Are The Elliot Rodger Killings A Product Of Misogyny Or Mental Illness?
Elliot Rodger was a dangerous, possibly ill man growing up in a dangerous, definitely ill society. This takes no blame off his shoulders but it does place some of it on ours.
By Heidi Priebe
Mere hours after Elliot Rodger’s violent crimes hit the media, a heated debate began spiraling across internet: Did he kill under the influence of a society who oppresses and degrades women, or did he kill under the influence of a mental illness?
I am not a mental health professional. I have no ability to determine whether these shootings were the consequence of a severely disturbed individual who had in some part detached from reality. But here’s what I do know: Elliot did not embrace his ideologies in a vacuum. He maintained an active presence on web forums, youtube channels and social media outlets. His misogynistic ideologies were fed and encouraged every step of the way. His thoughts did not exist in a vacuum. His mind did not exist in a vacuum. And if he were indeed suffering from a severe mental illness, that illness didn’t exist in a vacuum either. Whether or not Rodger had partially detached from reality, reality had no in no way detached from Rodger.
Elliot Rodger was a dangerous, possibly ill man growing up in a dangerous, definitely ill society.
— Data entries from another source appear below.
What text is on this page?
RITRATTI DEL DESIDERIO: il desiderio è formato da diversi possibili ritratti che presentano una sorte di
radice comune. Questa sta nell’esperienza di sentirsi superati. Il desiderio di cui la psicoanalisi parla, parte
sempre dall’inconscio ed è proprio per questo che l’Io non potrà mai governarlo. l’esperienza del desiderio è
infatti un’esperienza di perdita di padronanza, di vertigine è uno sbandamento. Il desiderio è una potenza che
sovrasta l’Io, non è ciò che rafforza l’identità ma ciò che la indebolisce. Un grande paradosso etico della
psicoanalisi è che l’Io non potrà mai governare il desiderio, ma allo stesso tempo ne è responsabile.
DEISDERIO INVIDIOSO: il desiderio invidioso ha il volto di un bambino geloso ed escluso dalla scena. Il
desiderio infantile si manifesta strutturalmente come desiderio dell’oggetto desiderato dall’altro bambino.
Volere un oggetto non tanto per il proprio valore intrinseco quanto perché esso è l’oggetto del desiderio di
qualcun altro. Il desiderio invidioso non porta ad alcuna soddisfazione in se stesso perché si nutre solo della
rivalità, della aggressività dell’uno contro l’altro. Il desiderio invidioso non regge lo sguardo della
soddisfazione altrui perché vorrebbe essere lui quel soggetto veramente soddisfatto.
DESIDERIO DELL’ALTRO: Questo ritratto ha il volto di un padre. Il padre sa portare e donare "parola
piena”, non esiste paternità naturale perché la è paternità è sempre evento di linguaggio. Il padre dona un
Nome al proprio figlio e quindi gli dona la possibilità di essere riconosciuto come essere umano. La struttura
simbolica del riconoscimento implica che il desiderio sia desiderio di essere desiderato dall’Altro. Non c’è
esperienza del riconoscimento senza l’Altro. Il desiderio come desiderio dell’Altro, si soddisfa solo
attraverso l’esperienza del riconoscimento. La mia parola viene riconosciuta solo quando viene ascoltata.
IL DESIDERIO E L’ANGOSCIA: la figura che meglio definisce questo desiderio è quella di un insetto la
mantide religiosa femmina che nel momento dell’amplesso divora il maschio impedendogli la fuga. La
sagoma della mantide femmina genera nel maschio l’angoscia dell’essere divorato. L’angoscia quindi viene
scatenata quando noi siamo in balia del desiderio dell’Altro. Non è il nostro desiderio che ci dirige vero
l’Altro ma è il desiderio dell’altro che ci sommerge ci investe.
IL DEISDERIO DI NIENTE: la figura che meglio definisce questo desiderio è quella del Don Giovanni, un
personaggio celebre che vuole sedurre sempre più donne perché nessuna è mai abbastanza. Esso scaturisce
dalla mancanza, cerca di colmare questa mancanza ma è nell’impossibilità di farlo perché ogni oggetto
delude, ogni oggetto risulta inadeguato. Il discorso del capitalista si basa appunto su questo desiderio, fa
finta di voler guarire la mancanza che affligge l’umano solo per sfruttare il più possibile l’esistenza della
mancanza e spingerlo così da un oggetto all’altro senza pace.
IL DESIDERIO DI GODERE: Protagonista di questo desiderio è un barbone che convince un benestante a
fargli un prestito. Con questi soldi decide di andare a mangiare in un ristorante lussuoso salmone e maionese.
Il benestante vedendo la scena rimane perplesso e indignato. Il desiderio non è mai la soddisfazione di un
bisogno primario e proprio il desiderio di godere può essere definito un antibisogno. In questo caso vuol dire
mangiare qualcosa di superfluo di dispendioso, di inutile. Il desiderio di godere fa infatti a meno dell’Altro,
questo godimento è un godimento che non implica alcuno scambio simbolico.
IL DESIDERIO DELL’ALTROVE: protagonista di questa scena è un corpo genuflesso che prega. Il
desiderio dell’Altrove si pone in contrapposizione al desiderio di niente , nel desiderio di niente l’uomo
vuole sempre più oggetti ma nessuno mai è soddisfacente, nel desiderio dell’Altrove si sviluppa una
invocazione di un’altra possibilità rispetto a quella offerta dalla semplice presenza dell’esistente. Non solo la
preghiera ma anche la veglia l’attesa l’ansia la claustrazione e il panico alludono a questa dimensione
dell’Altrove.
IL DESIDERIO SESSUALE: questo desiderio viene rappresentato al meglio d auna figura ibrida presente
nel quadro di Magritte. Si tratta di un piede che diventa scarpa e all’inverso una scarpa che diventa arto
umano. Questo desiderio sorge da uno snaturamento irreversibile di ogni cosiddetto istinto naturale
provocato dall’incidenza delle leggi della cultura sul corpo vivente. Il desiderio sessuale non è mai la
This takes no blame off his shoulders but it does place some of it on ours. We ourselves have detached in so many places from the struggles and prejudices that all women face. We accept the way that women are portrayed in television, movies, song lyrics, web forums and pornography. We encourage women to embrace these values. We suggest they be empowered by them. We tell them to behave a certain way, speak a certain way, act a certain way, and look a certain way — all before they are old enough to question it. We detach from the harmful nature of encouraging such values because we ourselves learned them before we were young enough to know any better.
Men are taught these values too. All men. Behave a certain way to attract a woman. Look a certain way, talk a certain way, and perform a careful series of actions that ensures you’ll receive something in return. It’s a business transaction without any formal contract. In the hands of a black-and-white thinker, broken contracts must be avenged.
But we are not all black and white thinkers. Could we therefore place all the blame in the hands of the avenger? Could we plea that he misunderstood the contract, violated unwritten rules and took revenge where revenge was not due? We could. We could write Elliot off as a madman and clear our own consciences with ease. He was taught that women owe him something, but so were most men. After all, we are all victims of the crushing ideals we have been raised with since birth. Be a complacent female. Be an alpha male. We were all raised with a skewed understanding of what it means to be a human being and what rules we must follow. Still, are most of us out shooting strangers and blaming the system? No. But enough of us are that it’s a problem. And too many of us are facing that problem on smaller, yet terrifying, scale.
The misogynistic values we inherited came with consequences. Consequences like widespread prejudice, systematic barriers, shocking rape statistics, insurmountable suicide counts and brutal, increasingly frequent murders. We can excuse ourselves from the blame when it comes to these issues, or we can choose to make a change. We are all victims of a twisted society but we’re also the product of it. We are the next generation of it. We cannot change the mental state of every ill individual but the crippling expectations we place on women and men to behave a certain way are things we are both aware of and able to change.
And it starts with questioning. Questioning the things you have been raised to believe in. Questioning why feminists make you angry. Why degrading pornography makes you horny. Why your first response to a prejudiced system is to deny that you’ve had any part in it. Why news reports about murder in the name of misogyny fills you with sadness but not shock. Why you think that we can’t make a difference. Why you think that we don’t need to.
My plea to each and every one of us in the wake of the recent tragedy is not to examine the ways in which Elliot Rodger’s thinking was impaired, but to examine the ways in which your own thoughts have been compromised. Examine the ideals you have accepted without asking why. Examine the social contracts you follow and expect to be rewarded for. Examine the ways in which you could make a change, and whether or not you are brave enough to make it. Brave enough to stand up for the right ideals instead of explaining away the wrong ones.
In the words of Jiddu Krishnamurti, “It is no measure of health to be well adjusted to a profoundly sick society.” Let’s start waking up to the ways in which we are feeding into a society of warped, misogynistic attitudes. And then let’s work towards forming a new understanding of it — the way Elliot Rodger didn’t.